Reviewer #2 (Public review):
Dierks et al. investigate the impact of m6A RNA modifications on the mRNA life cycle, exploring the links between transcription, cytoplasmic RNA degradation, and subcellular RNA localization. Using transcriptome-wide data and mechanistic modelling of RNA metabolism, the authors demonstrate that a simplified model of m6A primarily affecting cytoplasmic RNA stability is sufficient to explain the nuclear-cytoplasmic distribution of methylated RNAs and the dynamic changes in m6A levels upon perturbation. Based on multiple lines of evidence, they propose that passive mechanisms based on the restricted decay of methylated transcripts in the cytoplasm play a primary role in shaping condition-specific m6A patterns and m6A dynamics. The authors support their hypothesis with multiple large-scale datasets and targeted perturbation experiments. Overall, the authors present compelling evidence for their model which has the potential to explain and consolidate previous observations on different m6A functions, including m6A-mediated RNA export.
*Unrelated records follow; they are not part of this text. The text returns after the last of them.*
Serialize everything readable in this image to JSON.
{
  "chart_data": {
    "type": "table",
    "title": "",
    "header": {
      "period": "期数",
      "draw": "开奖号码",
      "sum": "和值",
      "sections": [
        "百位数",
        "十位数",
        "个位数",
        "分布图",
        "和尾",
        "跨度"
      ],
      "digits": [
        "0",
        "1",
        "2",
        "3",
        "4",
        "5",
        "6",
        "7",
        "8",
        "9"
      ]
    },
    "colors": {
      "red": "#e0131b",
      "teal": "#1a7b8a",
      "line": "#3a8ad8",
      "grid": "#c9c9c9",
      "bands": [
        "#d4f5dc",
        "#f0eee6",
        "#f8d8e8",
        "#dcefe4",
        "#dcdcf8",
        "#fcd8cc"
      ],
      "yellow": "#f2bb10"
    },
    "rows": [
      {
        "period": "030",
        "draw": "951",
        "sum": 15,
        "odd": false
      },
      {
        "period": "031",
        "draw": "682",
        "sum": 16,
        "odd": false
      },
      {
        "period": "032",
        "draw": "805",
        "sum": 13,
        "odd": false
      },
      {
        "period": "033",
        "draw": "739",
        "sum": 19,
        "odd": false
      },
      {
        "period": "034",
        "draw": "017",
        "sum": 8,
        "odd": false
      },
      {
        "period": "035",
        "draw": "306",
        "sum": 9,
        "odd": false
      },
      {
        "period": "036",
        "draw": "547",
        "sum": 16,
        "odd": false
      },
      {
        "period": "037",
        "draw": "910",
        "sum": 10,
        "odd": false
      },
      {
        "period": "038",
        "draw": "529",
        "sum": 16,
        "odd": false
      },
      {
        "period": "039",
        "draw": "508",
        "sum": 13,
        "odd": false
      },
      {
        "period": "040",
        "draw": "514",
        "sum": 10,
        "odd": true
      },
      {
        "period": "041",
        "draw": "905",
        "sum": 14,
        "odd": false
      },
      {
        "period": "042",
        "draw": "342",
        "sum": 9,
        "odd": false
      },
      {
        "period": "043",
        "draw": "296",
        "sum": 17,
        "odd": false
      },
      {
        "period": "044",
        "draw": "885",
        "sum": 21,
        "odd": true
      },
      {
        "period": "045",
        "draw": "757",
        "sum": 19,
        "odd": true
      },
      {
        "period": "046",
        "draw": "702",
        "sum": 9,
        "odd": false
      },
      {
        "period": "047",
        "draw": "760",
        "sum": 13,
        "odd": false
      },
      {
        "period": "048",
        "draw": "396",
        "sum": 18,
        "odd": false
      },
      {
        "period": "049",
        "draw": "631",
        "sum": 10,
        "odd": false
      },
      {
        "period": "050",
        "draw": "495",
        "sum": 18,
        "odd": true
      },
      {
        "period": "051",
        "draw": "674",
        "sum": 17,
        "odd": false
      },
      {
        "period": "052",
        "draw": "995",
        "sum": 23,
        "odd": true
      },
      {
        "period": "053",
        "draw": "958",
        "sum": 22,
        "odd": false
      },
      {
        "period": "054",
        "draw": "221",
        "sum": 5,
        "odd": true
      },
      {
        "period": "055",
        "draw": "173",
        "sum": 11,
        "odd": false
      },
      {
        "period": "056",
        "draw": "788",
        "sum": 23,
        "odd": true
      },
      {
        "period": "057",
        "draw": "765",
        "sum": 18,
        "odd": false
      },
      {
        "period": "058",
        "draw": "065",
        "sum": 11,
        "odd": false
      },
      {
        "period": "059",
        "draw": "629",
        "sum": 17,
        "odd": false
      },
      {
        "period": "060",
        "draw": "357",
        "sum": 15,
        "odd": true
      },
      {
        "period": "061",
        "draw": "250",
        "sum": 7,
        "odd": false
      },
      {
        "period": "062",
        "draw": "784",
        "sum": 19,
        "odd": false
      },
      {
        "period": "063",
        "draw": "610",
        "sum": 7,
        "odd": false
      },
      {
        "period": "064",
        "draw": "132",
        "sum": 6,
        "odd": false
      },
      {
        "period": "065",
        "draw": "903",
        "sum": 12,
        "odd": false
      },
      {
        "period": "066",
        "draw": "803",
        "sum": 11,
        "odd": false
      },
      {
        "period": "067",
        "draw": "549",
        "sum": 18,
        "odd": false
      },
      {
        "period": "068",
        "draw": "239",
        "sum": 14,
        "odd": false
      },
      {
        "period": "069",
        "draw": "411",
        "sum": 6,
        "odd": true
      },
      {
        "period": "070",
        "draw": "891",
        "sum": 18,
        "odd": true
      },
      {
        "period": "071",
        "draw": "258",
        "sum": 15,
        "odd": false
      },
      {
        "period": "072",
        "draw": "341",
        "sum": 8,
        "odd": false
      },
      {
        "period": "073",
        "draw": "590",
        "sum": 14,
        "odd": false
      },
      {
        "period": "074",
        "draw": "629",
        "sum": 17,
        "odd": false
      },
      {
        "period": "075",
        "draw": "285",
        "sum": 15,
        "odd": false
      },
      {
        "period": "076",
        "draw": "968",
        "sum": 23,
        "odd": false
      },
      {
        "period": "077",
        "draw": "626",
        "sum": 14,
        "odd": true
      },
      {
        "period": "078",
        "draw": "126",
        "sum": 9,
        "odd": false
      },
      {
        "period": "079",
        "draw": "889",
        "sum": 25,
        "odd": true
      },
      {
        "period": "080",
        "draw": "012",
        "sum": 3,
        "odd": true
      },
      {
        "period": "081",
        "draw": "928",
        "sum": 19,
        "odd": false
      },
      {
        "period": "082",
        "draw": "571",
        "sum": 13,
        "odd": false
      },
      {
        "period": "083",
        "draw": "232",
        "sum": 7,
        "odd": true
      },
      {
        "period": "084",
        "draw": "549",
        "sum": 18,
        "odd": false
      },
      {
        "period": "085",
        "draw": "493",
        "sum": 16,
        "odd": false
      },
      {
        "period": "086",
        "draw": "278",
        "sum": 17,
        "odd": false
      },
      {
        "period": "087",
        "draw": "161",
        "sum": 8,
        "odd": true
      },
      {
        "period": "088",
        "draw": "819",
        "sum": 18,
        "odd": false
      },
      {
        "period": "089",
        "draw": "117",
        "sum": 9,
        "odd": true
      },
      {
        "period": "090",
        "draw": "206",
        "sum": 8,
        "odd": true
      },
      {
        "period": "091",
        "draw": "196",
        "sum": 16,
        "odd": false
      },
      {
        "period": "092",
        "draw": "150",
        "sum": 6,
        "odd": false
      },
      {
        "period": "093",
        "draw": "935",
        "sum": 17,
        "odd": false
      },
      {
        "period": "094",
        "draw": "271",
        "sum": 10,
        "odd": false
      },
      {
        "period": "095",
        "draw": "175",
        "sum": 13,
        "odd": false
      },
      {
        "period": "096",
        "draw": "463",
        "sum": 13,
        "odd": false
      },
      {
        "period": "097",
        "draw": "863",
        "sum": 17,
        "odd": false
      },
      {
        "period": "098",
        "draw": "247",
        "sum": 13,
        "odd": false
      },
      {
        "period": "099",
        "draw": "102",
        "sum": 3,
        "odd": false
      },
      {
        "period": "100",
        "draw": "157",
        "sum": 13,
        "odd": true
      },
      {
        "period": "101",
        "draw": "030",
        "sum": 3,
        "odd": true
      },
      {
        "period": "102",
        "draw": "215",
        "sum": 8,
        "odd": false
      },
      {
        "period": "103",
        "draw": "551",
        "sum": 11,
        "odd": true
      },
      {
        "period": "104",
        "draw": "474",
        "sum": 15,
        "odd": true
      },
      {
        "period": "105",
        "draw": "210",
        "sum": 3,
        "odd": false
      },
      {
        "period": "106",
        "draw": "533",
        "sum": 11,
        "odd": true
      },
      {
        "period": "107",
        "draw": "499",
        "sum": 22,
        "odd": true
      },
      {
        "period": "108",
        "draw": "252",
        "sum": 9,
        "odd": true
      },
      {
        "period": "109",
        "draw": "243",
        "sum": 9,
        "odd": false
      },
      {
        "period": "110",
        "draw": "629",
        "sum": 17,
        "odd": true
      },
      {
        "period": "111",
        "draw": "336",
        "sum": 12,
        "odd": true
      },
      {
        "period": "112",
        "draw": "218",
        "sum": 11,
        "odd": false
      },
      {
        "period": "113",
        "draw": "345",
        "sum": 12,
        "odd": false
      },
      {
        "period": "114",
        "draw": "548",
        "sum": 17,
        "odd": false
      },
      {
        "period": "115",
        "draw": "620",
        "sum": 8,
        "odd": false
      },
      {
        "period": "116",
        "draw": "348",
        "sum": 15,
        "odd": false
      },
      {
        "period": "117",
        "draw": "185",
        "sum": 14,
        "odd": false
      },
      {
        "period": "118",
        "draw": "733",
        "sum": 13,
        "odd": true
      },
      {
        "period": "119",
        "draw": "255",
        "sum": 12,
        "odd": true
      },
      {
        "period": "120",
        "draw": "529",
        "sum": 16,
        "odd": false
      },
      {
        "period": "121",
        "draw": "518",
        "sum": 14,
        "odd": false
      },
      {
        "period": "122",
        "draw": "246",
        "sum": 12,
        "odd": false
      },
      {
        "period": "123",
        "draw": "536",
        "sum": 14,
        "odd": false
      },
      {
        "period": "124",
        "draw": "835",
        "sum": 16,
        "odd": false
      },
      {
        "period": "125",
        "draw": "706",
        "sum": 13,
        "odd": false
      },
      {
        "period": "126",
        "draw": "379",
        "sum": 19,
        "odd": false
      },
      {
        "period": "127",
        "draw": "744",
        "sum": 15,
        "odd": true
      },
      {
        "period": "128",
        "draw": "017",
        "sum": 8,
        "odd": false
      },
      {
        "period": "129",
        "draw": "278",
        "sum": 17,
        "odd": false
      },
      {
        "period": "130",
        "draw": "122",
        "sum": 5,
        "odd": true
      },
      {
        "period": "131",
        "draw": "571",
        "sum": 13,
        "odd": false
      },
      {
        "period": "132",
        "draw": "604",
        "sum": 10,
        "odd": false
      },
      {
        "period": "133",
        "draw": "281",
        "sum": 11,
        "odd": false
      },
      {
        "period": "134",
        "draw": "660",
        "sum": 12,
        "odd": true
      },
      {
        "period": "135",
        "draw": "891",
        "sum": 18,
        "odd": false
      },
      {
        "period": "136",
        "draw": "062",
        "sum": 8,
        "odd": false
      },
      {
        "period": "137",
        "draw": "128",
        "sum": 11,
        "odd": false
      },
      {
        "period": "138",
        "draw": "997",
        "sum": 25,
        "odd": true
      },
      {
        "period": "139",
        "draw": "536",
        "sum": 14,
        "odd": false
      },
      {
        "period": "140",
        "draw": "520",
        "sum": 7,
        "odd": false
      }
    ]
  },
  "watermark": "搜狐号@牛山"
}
Reviewer #3 (Public review):
Summary:
This manuscript works with a hypothesis where the overall m6A methylation levels in cells are influenced by mRNA metabolism (sub-cellular localization and decay). The basic assumption is that m6A causes mRNA decay and this happens in the cytoplasm. They go on to experimentally test their model to confirm its predictions. This is confirmed by sub-cellular fractionation experiments which show high m6A levels in the nuclear RNA. Nuclear localized RNAs have higher methylation. Using a heat shock model, they demonstrate that RNAs with increased nuclear localization or transcription, are methylated at higher levels. Their overall argument is that changes in m6A levels are rather determined by passive processes that are influenced by RNA processing/metabolism. However, it should be considered that erasers have their roles under specific environments (early embryos or germline) and are not modelled by the cell culture systems used here.
Strengths:
This is a thought-provoking series of experiments that challenge the idea that active mechanisms of recruitment or erasure are major determinants for m6A distribution and levels.